Qeela berseru senang, dengan penuh semangat dia membuka konsep rencana yang sudah disusun dalam catatan kecilnya.

"Dua hari lagi jadwal penerbangan gue ke sana, lo harus ikut gue ke bandara. Kita tuker kostum di sana. Gue udah sediain semua kartu pengenal supaya lo ngga kesusahan. Untuk sementara kita tuker kartu pengenal dulu ya kak. KTP lo gue pegang sampai lo beres kuliah." Qeela menangkap sinyal buruk saat Aqeel mengangkat sebelah alisnya.

"Harus sampai sedetail itu?" Aqeel menopang dagunya pada sofa.

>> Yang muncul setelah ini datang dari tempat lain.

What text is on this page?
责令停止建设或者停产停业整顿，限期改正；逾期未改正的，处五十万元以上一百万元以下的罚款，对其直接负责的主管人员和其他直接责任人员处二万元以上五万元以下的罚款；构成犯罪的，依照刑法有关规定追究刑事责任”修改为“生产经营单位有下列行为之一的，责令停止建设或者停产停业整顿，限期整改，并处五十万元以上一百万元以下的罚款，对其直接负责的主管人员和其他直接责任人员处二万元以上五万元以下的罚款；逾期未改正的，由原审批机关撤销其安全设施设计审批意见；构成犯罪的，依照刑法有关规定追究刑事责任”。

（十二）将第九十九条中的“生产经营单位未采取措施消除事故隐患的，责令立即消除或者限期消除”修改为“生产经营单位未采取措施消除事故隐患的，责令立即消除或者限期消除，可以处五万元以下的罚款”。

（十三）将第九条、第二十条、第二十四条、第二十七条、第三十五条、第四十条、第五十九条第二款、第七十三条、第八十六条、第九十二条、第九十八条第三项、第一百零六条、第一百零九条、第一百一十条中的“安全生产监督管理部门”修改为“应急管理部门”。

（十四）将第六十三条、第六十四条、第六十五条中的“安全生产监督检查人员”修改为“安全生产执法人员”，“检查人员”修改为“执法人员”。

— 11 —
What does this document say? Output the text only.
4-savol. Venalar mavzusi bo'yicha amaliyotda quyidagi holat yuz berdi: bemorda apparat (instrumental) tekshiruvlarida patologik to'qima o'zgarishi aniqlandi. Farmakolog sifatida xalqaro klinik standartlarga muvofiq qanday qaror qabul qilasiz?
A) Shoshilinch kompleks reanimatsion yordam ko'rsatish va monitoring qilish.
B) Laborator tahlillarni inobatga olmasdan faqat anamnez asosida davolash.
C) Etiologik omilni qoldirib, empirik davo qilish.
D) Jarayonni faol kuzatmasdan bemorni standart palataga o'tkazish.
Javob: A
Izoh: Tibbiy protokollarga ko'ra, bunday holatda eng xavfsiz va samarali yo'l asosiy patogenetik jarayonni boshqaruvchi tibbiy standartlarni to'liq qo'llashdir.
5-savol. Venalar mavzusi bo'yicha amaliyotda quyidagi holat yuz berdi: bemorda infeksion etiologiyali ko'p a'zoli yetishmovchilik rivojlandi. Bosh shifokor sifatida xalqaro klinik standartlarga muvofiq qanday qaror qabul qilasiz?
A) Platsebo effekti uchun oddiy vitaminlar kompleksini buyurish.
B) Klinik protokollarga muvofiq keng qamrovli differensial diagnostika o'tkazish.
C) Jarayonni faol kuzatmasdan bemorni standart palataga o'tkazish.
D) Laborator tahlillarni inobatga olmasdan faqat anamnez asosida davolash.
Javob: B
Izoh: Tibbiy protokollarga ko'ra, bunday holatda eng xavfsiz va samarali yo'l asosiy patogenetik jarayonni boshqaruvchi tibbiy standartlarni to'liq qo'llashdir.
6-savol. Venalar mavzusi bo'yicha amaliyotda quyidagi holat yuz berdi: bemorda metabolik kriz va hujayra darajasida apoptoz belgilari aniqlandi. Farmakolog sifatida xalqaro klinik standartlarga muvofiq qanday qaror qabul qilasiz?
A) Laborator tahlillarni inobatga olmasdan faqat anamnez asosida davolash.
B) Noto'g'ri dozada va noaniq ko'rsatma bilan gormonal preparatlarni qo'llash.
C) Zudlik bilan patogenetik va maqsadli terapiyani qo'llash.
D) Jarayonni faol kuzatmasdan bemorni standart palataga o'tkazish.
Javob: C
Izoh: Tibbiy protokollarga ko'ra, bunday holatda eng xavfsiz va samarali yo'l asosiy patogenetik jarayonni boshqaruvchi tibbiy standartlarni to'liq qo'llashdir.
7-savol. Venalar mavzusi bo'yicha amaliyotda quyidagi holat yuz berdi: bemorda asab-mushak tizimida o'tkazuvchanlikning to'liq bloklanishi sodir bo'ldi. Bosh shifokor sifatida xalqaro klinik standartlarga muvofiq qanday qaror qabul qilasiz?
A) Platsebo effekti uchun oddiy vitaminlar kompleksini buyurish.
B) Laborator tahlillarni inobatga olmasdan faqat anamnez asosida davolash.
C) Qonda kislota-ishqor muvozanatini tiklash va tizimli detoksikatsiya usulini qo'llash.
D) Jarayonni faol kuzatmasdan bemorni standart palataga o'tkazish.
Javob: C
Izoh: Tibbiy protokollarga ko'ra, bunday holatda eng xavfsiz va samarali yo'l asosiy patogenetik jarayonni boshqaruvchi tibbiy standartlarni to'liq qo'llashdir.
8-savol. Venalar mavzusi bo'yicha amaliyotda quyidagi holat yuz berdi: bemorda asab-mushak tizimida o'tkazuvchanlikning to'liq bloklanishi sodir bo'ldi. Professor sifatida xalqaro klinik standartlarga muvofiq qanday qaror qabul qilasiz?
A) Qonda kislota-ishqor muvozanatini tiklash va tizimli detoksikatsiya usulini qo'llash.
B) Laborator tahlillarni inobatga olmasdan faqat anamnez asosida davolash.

"Iya! Terus ... kalau bisa, di hari itu lo ngga usah pakai khimar." suara Qeela berubah pelan.

"APA?!"

"Shuuutt Kak, please mingkem. Kalau lo teriak Bunda sama Ayah bisa datang ke sini!" Qeela langsung membungkan mulut Kakaknya.

Setelah Aqeel mengangguk tanda paham Qeela pun melepas tangannya dari mulut Aqeel.

"Cuma satu hari lepas khimar gapapa kali Kak. Lo obsesi banget deh!" komentar Qeela.

Aqeel menggelengkan kepalanya. "Bukan obsesi. Pakai khimar itu untuk menutup aurat, perintah dalam agama. Makannya Kakak—"

"STOP! haduh ceramahnya nanti aja ya, Kak. Terserah deh, gimana caranya supaya di hari-H Kakak harus nyamar jadi gue." tutup Qeela tidak mau panjang lebar.

"Nah, kita masih punya 1 hari buat tukar tempat. Lo harus list, semua kebiasaan lo di rumah dan kumpulin baju-baju yang biasanya lo pakai." Qeela memberi tanda ceklist pada catatannya. Konsepnya sudah ia sampaikan pada Aqeel.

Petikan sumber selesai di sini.